Paris Approves Plan to Transform Champs-Élysées Into Urban Oasis After 2024 Olympics

Rendering of Champs-Élysées

Paris will transform its famous Champs-Élysées into an "extraordinary garden" after the 2024 Olympics, in an attempt to bring locals back to what has become a crowded tourist attraction. 

Over the weekend, Mayor Anne Hidalgo approved a $304 million (€250 million) plan, meant to bring the Champs-Élysées back to its intended purpose in the city: as a place of relaxation, The Guardian reported.

A major component of the renovation is greatly reducing the amount of vehicle traffic on the Champs-Élysées. The plan — by architect Philippe Chiambaretta and his firm PCA-Stream —will see the lanes of car traffic cut down and reclaimed by pedestrian space, with lots of new greenery planted. 

A video rendering of the plan can be found here.

Rendering of Champs-Élysées

The Place de la Concorde, at one end of the Champs-Élysées, will be transformed before the 2024 Olympic Games while the rest of the project will proceed following the Olympics. 

"We want the Champs-Élysées to remain a centre of attraction in the world, we want tourists to keep coming but we want the Parisians who used to come here 100 years ago to come back," Jean-Noël Reinhardt, president of the Champs-Élysées committee told The Guardian in 2019, when the plan was originally presented to City Hall. 

Over the last 30 years, the street has fallen into disrepair, the Champs-Élysées committee says. Between the expensive cafes and designer clothing stores, the cobblestones of the Champs-Élysées are starting to push up from the ground. The street is more polluted than Paris's busiest highways and pavements are cracking. 

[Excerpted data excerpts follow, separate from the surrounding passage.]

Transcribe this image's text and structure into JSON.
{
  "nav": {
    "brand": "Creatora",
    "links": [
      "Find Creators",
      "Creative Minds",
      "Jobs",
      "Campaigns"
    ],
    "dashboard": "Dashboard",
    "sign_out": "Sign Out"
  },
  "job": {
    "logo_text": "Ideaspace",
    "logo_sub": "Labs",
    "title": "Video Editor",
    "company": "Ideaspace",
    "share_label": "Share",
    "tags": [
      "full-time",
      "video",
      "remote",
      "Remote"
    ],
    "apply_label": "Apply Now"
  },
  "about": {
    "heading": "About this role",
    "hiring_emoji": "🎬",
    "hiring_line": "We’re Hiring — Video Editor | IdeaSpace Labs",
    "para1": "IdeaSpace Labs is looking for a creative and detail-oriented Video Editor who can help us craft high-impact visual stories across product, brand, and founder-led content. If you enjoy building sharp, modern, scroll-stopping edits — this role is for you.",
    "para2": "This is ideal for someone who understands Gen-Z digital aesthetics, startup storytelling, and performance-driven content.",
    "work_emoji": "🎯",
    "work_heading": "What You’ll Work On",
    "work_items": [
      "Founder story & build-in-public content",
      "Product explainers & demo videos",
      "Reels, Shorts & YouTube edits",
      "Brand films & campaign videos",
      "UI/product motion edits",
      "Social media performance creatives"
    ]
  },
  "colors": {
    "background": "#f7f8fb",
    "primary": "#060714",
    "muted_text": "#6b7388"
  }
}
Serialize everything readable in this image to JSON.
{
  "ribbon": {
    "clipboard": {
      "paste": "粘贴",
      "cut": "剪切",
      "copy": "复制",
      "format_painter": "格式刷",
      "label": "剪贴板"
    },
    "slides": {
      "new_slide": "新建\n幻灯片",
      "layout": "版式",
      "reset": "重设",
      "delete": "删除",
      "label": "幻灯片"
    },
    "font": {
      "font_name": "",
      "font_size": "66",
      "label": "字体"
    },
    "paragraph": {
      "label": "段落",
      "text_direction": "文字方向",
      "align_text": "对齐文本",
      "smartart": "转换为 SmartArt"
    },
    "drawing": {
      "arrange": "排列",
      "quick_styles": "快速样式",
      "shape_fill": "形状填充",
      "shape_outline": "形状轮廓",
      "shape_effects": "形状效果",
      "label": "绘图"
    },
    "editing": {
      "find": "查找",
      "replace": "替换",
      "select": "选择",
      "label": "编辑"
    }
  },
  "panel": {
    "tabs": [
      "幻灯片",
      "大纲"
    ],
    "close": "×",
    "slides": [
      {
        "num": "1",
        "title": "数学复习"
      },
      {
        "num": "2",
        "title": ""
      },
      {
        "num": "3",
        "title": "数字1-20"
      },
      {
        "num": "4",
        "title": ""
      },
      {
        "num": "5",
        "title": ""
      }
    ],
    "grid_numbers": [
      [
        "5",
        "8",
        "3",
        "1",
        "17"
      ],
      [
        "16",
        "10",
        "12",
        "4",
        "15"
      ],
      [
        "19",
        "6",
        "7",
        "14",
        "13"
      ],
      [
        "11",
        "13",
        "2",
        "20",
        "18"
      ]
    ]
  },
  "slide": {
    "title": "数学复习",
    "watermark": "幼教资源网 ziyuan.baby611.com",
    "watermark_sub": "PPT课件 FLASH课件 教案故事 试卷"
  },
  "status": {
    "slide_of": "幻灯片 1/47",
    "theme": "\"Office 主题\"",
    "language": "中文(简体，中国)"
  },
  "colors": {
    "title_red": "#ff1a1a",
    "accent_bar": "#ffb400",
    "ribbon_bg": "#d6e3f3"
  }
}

Rendering of Champs-Élysées

Hidalgo told Le Journal du Dimanche that the project is one of several that will transform the city "before and after 2024", including a project to turn the area around the Eiffel Tower into "an extraordinary park." 

The Champs-Élysées has existed in Paris since the days of King Louis XIV. The gardens were laid out in 1667, although the avenue wasn't given its name (meaning "Elysian Fields" of Greek mythology) until 1709. By the end of that century, it had become a popular destination for Parisians to walk and picnic.  

Famously, Parisians came out to the Champs-Élysées in 1944 to celebrate the end of the city's German occupation. Today, celebrations like World Cup wins and Bastille Day parades still bring out revelers, but the avenue has transformed into a shopping destination for tourists, largely avoided by locals.